Diskussion unter Landwirten beim Janser in Schwabniederhofen. Auch Biber und Wolf waren ein Thema.

„Kreativ, innovativ und zukunftsorientiert aufgestellt“ – das ist der Fischerhof, attestiert Landwirtschaftsminister Helmut Brunner. Der familiengeführte Betrieb sei ein gutes Beispiel für Einkommensmöglichkeiten zusätzlich zur Milchviehwirtschaft. Hierin sieht er die Zukunft der bayerischen Landwirte. „Nicht die Hektarzahl, sondern Einfallsreichtum und Qualifikationen der Betriebsleiter sind dabei entscheidend.“

Das machte Brunner anschließend auch den Gästen des agrarpolitischen Dialogs im Gasthof Janser in Schwabniederhofen deutlich. „Qualität statt Quantität“ lautet die Devise, die sich in Zukunft noch besser vermarkten lässt, „denn für hervorragende, regionale Produkte entwickelt sich eine stetig wachsende Käuferschicht“.
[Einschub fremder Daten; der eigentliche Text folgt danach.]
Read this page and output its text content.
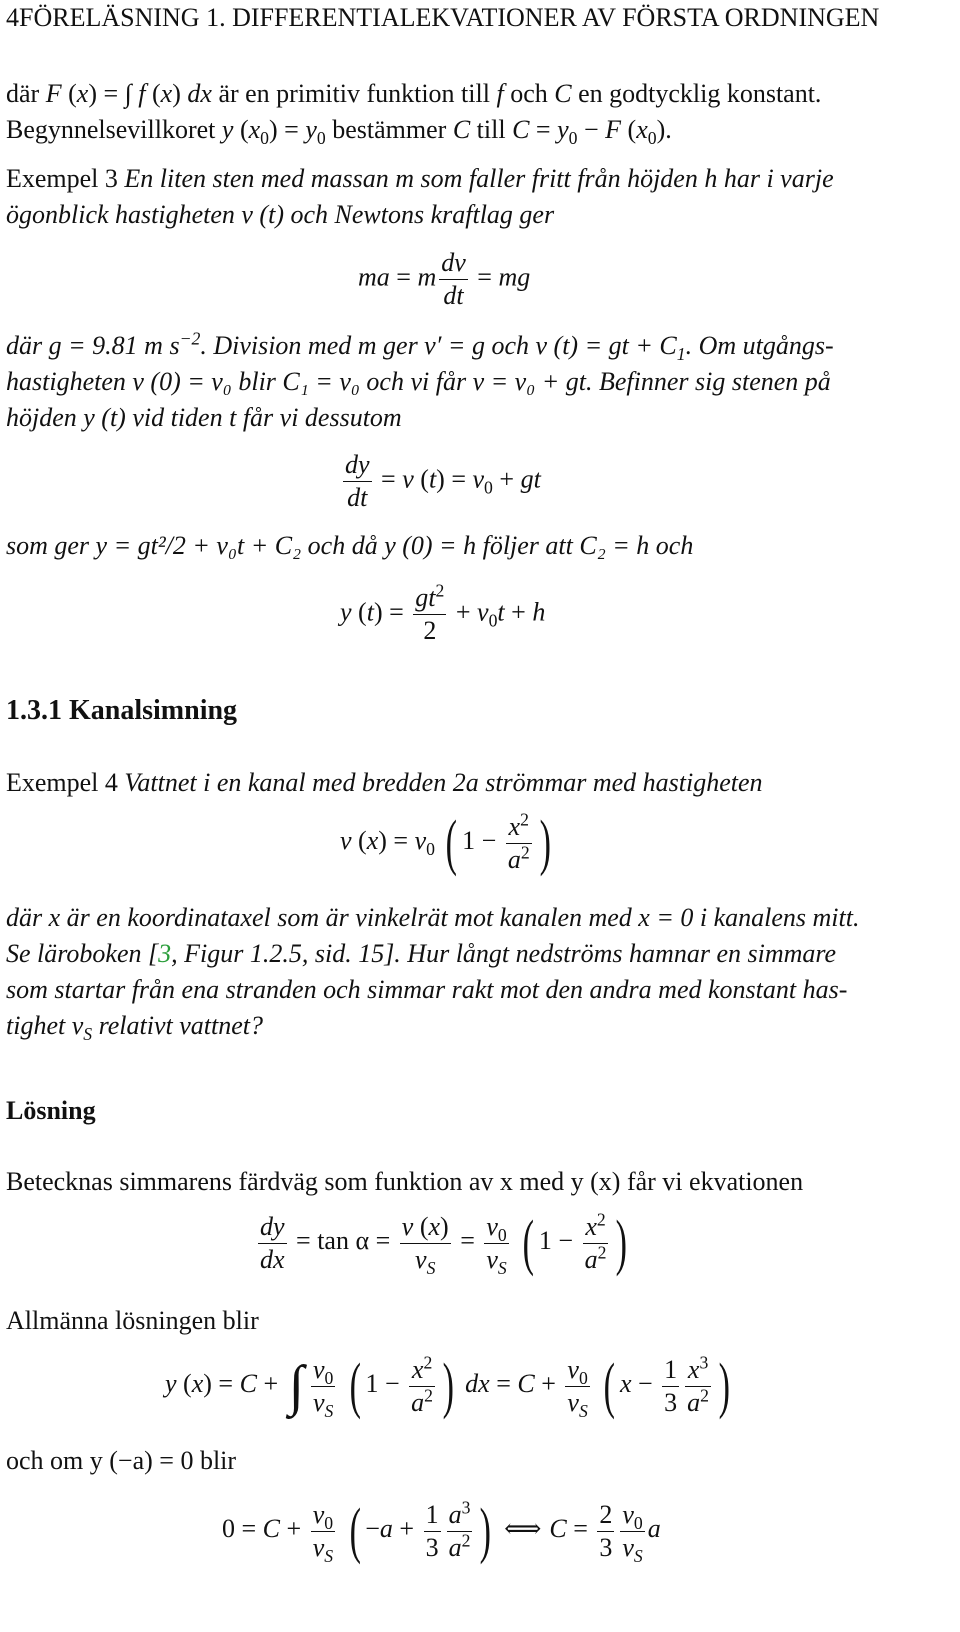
4FÖRELÄSNING 1. DIFFERENTIALEKVATIONER AV FÖRSTA ORDNINGEN
där F (x) = ∫ f (x) dx är en primitiv funktion till f och C en godtycklig konstant.
Begynnelsevillkoret y $(x_0) = y_0$ bestämmer C till $C = y_0 - F$ $(x_0)$.
Exempel 3 En liten sten med massan m som faller fritt från höjden h har i varje
ögonblick hastigheten v (t) och Newtons kraftlag ger
ma = m $\frac{dv}{dt}$ = mg
där g = 9.81 m $s^{-2}$. Division med m ger v′ = g och v (t) = gt + $C_1$. Om utgångs-
hastigheten v (0) = v₀ blir C₁ = v₀ och vi får v = v₀ + gt. Befinner sig stenen på
höjden y (t) vid tiden t får vi dessutom
$\frac{dy}{dt} = v$ $(t) = v_0$ + gt
som ger y = gt²/2 + v₀t + C₂ och då y (0) = h följer att C₂ = h och
y $(t) = \frac{gt^2}{2} + v_0t + h$
1.3.1 Kanalsimning
Exempel 4 Vattnet i en kanal med bredden 2a strömmar med hastigheten
v $(x) = v_0$ ( $1 - \frac{x^2}{a^2}$ )
där x är en koordinataxel som är vinkelrät mot kanalen med x = 0 i kanalens mitt.
Se läroboken [3, Figur 1.2.5, sid. 15]. Hur långt nedströms hamnar en simmare
som startar från ena stranden och simmar rakt mot den andra med konstant has-
tighet $v_S$ relativt vattnet?
Lösning
Betecknas simmarens färdväg som funktion av x med y (x) får vi ekvationen
$\frac{dy}{dx} = \tan \alpha = \frac{v (x)}{v_S} = \frac{v_0}{v_S}$ ( $1 - \frac{x^2}{a^2}$ )
Allmänna lösningen blir
y (x) = C + ∫ $\frac{v_0}{v_S}$ ( $1 - \frac{x^2}{a^2}$ ) dx = $C + \frac{v_0}{v_S}$ ( $x - \frac{1}{3} \frac{x^3}{a^2}$ )
och om y (−a) = 0 blir
$0 = C + \frac{v_0}{v_S}$ ( $-a + \frac{1}{3} \frac{a^3}{a^2}$ ) ⟺ $C = \frac{2}{3} \frac{v_0}{v_S}$ a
Die Einschätzung des Landwirtschaftsministers war anschließend beim Thema Biber und Wolf gefragt. Da Jäger mittlerweile in besonderen Fällen Biber schießen dürfen, kündigte Brunner auch den Wolf betreffend in Kürze Lösungsvorschläge an: „In fünf Jahren würde über dieses Thema sicher noch viel emotionaler diskutiert werden.“

„Mit den Flächenschonend umgehen“

Auch Hohenfurchs Bürgermeister Guntram Vogelsgesang nahm an dem agrarpolitischen Dialog teil: „Für Gemeinden wird es immer schwieriger, Boden zu erwerben und Ausgleichsflächen auszuweisen“, schildert er seine Erfahrung. In dieser Hinsicht pflichtet Landwirtschaftsminister Brunner dem Hohenfurcher Bürgermeister bei und sieht Handlungsbedarf. Er will mit Kommunalpolitikern ein Konzept erarbeiten: „Trotzdem muss mit Flächen schonend umgegangen werden“, mahnt Brunner. Bevor ein Baugebiet ausgewiesen werde, müsse erst einmal Leerstand beseitigt werden. „Die Frage ist, wie schaffen wir es, die Ortskerne vitaler zu machen?“, gibt Brunner zu bedenken. Hier müsse der Hebel angesetzt werden.